А еще мы курили в поездках, экспедициях и на практиках — трубки и самокрутки. Голландские трубочные табаки были для нас литературными персонажами и политическими деятелями нашего времени, Печориным, о котором все говорят, но которого никто не знает. В табачных ларьках и киосках продавалась 50-граммовыми пачками махра курительная, производства Моршанской махорочно-развесочной фабрики № 1, в крайнем случае, № 2. Эти две фабрики, согласно Большой Советской Энциклопедии, из которой последовательно исчезали кровавые герои эпохи династии Минь, были самыми крупными в Европе. Боюсь, что они были не только самыми крупными, но и единственными.
Часть моего детства протекла в зачуханном тамбовском гарнизоне, куда был распределен по окончании военной академии отец. Солдатам выдавали тогда бесплатно по пачке этой самой махры и по книжечке тоненькой папиросной бумаги, двадцать листиков толщиной в крылышко феи каждое. А вот спичек служилым не выдавали, и меня до сих пор мучает вопрос: а от чего они прикуривали, неужели по очереди друг от друга?
Трубочный табак и махру можно держать в любой таре, но наши любимые дарили нам на дни рождения или на двадцать третье февраля саморучно скроенные кисеты — и нам любовь казалась вечной. Курили в тамбуре, где окна напрочь задраены, и потому из-за плотности табачного дыма двери между вагонами открывались с огромным трудом и напряжением. Высшим достижением и благом было курение на площадке последнего вагона. Выпросишь у проводницы примерным поведением, стаканом или просто трахом казенный ключ, откроешь последнюю дверь стучащего на стыках железнодорожного плацкартного мира, сядешь, свесив ноги, засмолишь и смотришь, как в затихающих сумерках отлетает в непрожитое чужое настоящее, а, может, это твоя жизнь так бешено проходит мимо, старик?
В экспедиции, лежа в палатке на каком-нибудь изучаемом болоте, забравшись в промозглый спальник с сапогами, либо у костра, несущего тепло, свет и комаров, сыплящего искры прямо в открытый космос, садишь чудовищную самокрутку, душа и легкие проваливаются внутрь самих себя от этого термояда, а ты щуришься на угли и созвездия: не тушуйся, познаем и это, старик. А пижоны, стиляги и фарцовщики пусть тянут свои лаки страйки и кэмелы.
Нас рано начало мотать по свету и жизни. Помню Куйбышев середины 60-х, где очередь в единственный табачный магазинчик тянулась на двести и более метров; помню Поволжье и Прикамье тех же времен, где хоть становись в очередь, хоть не становись — все равно никакого курева не завезли; помню печально знаменитые гуцульские полтавской тютюновой фабрики и наше тогдашнее альтернативное водородной бомбе оружие — сигареты феодосийской фабрики.
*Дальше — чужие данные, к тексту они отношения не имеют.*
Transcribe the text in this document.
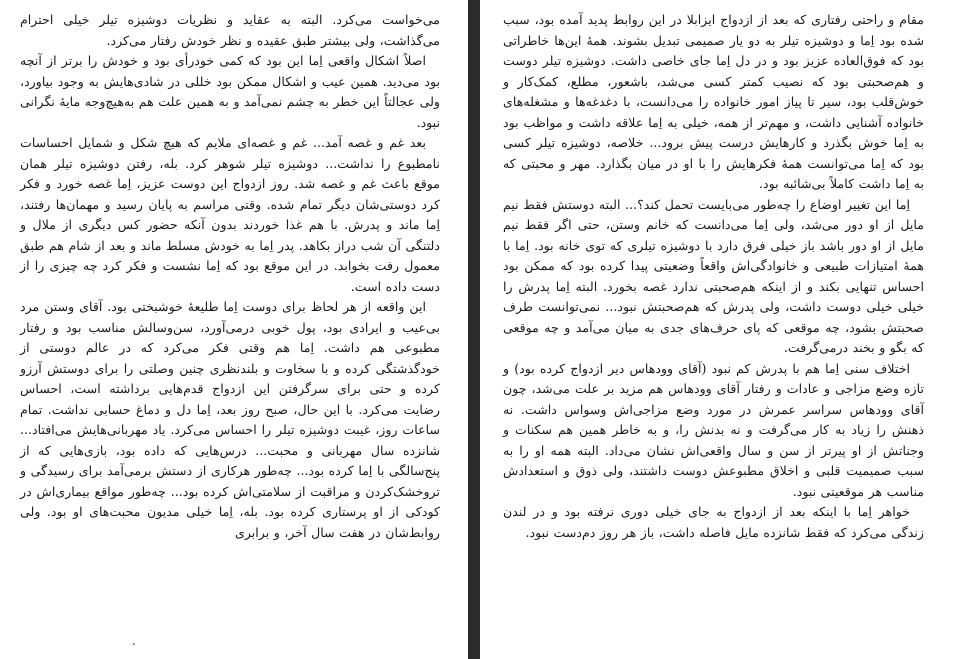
می‌خواست می‌کرد. البته به عقاید و نظریات دوشیزه تیلر خیلی احترام می‌گذاشت، ولی بیشتر طبق عقیده و نظر خودش رفتار می‌کرد.

اصلاً اشکال واقعی اِما این بود که کمی خودرأی بود و خودش را برتر از آنچه بود می‌دید. همین عیب و اشکال ممکن بود خللی در شادی‌هایش به وجود بیاورد، ولی عجالتاً این خطر به چشم نمی‌آمد و به همین علت هم به‌هیچ‌وجه مایهٔ نگرانی نبود.

بعد غم و غصه آمد... غم و غصه‌ای ملایم که هیچ شکل و شمایل احساسات نامطبوع را نداشت... دوشیزه تیلر شوهر کرد. بله، رفتن دوشیزه تیلر همان موقع باعث غم و غصه شد. روز ازدواج این دوست عزیز، اِما غصه خورد و فکر کرد دوستی‌شان دیگر تمام شده. وقتی مراسم به پایان رسید و مهمان‌ها رفتند، اِما ماند و پدرش. با هم غذا خوردند بدون آنکه حضور کس دیگری از ملال و دلتنگی آن شب دراز بکاهد. پدر اِما به خودش مسلط ماند و بعد از شام هم طبق معمول رفت بخوابد. در این موقع بود که اِما نشست و فکر کرد چه چیزی را از دست داده است.

این واقعه از هر لحاظ برای دوست اِما طلیعهٔ خوشبختی بود. آقای وستن مرد بی‌عیب و ایرادی بود، پول خوبی درمی‌آورد، سن‌وسالش مناسب بود و رفتار مطبوعی هم داشت. اِما هم وقتی فکر می‌کرد که در عالم دوستی از خودگذشتگی کرده و با سخاوت و بلندنظری چنین وصلتی را برای دوستش آرزو کرده و حتی برای سرگرفتن این ازدواج قدم‌هایی برداشته است، احساس رضایت می‌کرد. با این حال، صبح روز بعد، اِما دل و دماغ حسابی نداشت. تمام ساعات روز، غیبت دوشیزه تیلر را احساس می‌کرد. یاد مهربانی‌هایش می‌افتاد... شانزده سال مهربانی و محبت... درس‌هایی که داده بود، بازی‌هایی که از پنج‌سالگی با اِما کرده بود... چه‌طور هرکاری از دستش برمی‌آمد برای رسیدگی و ترو‌خشک‌کردن و مراقبت از سلامتی‌اش کرده بود... چه‌طور مواقع بیماری‌اش در کودکی از او پرستاری کرده بود. بله، اِما خیلی مدیون محبت‌های او بود. ولی روابط‌شان در هفت سال آخر، و برابری

مقام و راحتی رفتاری که بعد از ازدواج ایزابلا در این روابط پدید آمده بود، سبب شده بود اِما و دوشیزه تیلر به دو یار صمیمی تبدیل بشوند. همهٔ این‌ها خاطراتی بود که فوق‌العاده عزیز بود و در دل اِما جای خاصی داشت. دوشیزه تیلر دوست و هم‌صحبتی بود که نصیب کمتر کسی می‌شد، باشعور، مطلع، کمک‌کار و خوش‌قلب بود، سیر تا پیاز امور خانواده را می‌دانست، با دغدغه‌ها و مشغله‌های خانواده آشنایی داشت، و مهم‌تر از همه، خیلی به اِما علاقه داشت و مواظب بود به اِما خوش بگذرد و کارهایش درست پیش برود... خلاصه، دوشیزه تیلر کسی بود که اِما می‌توانست همهٔ فکرهایش را با او در میان بگذارد. مهر و محبتی که به اِما داشت کاملاً بی‌شائبه بود.

اِما این تغییر اوضاع را چه‌طور می‌بایست تحمل کند؟... البته دوستش فقط نیم مایل از او دور می‌شد، ولی اِما می‌دانست که خانم وستن، حتی اگر فقط نیم مایل از او دور باشد باز خیلی فرق دارد با دوشیزه تیلری که توی خانه بود. اِما با همهٔ امتیازات طبیعی و خانوادگی‌اش واقعاً وضعیتی پیدا کرده بود که ممکن بود احساس تنهایی بکند و از اینکه هم‌صحبتی ندارد غصه بخورد. البته اِما پدرش را خیلی خیلی دوست داشت، ولی پدرش که هم‌صحبتش نبود... نمی‌توانست طرف صحبتش بشود، چه موقعی که پای حرف‌های جدی به میان می‌آمد و چه موقعی که بگو و بخند درمی‌گرفت.

اختلاف سنی اِما هم با پدرش کم نبود (آقای وودهاس دیر ازدواج کرده بود) و تازه وضع مزاجی و عادات و رفتار آقای وودهاس هم مزید بر علت می‌شد، چون آقای وودهاس سراسر عمرش در مورد وضع مزاجی‌اش وسواس داشت. نه ذهنش را زیاد به کار می‌گرفت و نه بدنش را، و به خاطر همین هم سکنات و وجناتش از او پیرتر از سن و سال واقعی‌اش نشان می‌داد. البته همه او را به سبب صمیمیت قلبی و اخلاق مطبوعش دوست داشتند، ولی ذوق و استعدادش مناسب هر موقعیتی نبود.

خواهر اِما با اینکه بعد از ازدواج به جای خیلی دوری نرفته بود و در لندن زندگی می‌کرد که فقط شانزده مایل فاصله داشت، باز هر روز دم‌دست نبود.

.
Почему-то именно на Украине делали особо мерзостное курево. Это, наверно, компенсировало им отсутствие собственной Сибири. Я ведь застал еще в Крыму табачный совхоз «Дюбек», жалкие останки некогда великого Крымского табаководства. «Американ» и «Дюбек» Бахчисарая и Байдарацкой долины, выращиваемые трудолюбивыми крымскими татарами, были аристократическими табаками с мировым именем, более громким, нежели вина Массандры. Потом населению запретили выращивать на своих участках табак, а госпроизводство хирело и хирело. То, что застал я, можно назвать адом: по концентрации ядохимикатов табачные плантации Крыма (и Кавказа) не уступали атмосферам мрачнейших планет тогдашних советских научных фантастов. И работали на этих плантациях исключительно персонажи из этих романов: невольники из ближайших и удаленных городских институтов и школ. Совершенно секретно считалось в высших сферах партии и правительства, что курение вредно и что, чем быстрей вымрут производители и потребители табака и табачных изделий, тем быстрей и сам собой построится коммунизм, где не только не будет водки и табачища, но и того, на что их можно приобресть.
Впрочем, курить армянские, тбилисские, таллинские, кишиневские, ташкентские, чимкентские и другие братские сигареты — это, брат, тоже входило в краткий курс школы мужества настоящего человека.
А еще был самосад.
Им торговали на колхозных рынках прокуренные и крутые мужики. В резку добавлялась вишня — черешки и тонкие побеги, для пущей синильности. Аромат и дурман настоящего, истинного самосада не для рынка, а для себя, — это самый мужской, невыносимо мужской запах. Сильнее — только сапоги и портянки волжского цыгана.
Самыми знаменитыми самосадами были, кажется, все тот же Моршанск, Алтай и Погар.